March 24, 2016
Like all of us, atoms and molecules sometimes need a bit of encouragement to reach their full potential. With guidance and innovative positive reinforcement techniques, scientists at the Center for Functional Nanomaterials (CFN) at Brookhaven Lab are encouraging individual molecules to achieve together what they could not achieve on their own and assemble themselves in ways they ordinarily would not.
The shapes and patterns these molecules form—thanks to CFN scientists' coaxing in this fundamental and complex research—could lead to advanced materials for future water filtration systems, anti-glare lenses, catalysts to make chemical reactions far more efficient, and more.

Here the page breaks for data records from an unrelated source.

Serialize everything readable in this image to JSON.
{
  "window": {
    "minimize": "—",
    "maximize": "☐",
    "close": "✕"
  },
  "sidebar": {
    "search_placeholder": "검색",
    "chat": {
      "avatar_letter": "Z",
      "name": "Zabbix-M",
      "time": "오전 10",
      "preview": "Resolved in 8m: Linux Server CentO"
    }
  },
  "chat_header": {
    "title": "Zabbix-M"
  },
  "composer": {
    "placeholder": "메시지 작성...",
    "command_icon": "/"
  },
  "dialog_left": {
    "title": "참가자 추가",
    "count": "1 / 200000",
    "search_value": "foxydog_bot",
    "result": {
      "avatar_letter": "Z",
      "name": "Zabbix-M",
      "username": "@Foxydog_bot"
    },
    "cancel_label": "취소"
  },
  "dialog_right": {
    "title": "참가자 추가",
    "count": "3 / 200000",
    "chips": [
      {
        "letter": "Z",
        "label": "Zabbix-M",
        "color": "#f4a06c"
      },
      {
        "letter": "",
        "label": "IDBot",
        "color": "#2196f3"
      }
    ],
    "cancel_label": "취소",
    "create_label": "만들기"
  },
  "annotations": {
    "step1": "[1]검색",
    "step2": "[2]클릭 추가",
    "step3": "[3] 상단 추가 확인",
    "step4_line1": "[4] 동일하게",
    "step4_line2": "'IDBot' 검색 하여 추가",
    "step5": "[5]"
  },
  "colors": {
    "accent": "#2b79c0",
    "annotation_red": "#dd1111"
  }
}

Join Kevin Yager of the CFN, a U.S. Department of Energy User Facility, for the 513th Brookhaven Lecture, titled "Manipulating Nanostructures With Light," in Berkner Hall at 4 p.m. on Wednesday, March 30. All are invited to attend this free talk, which is open to the public. Refreshments will be offered before and after the lecture. Visitors to the Lab 16 and older must carry a photo ID while on site. Add to calendar
Yager will begin his Brookhaven Lecture with a brief introduction to the nanoscale—the tiny world within our own where elements are so small they are measured in billionths of a meter. Yager will then discuss the light-based techniques and laser tools he has developed for arranging molecules into ordered patterns and specific shapes to fabricate more perfect, complex nanostructures.
To join Yager for dinner at a restaurant off site after the talk, contact Joann Tesoriero (Ext. 7791).
Yager is a materials scientist at Brookhaven Lab, where he is principal investigator on research projects to control nanomaterials and develop new measurement methods. Several of his projects are funded through Brookhaven's Laboratory Directed Research and Development program that provides support for highly innovative and exploratory research. Yager earned a bachelor's degree in 2001 and Ph.D. in 2006, both in chemistry at McGill University in Canada. While working toward his Ph.D., he collaborated with scientists at McGill and the Canadian Neutron Beam Centre. Yager was a guest researcher for the U.S. National Institute of Standards and Technology's Polymers Division from 2006 to 2009 before he arrived at Brookhaven Lab in 2010.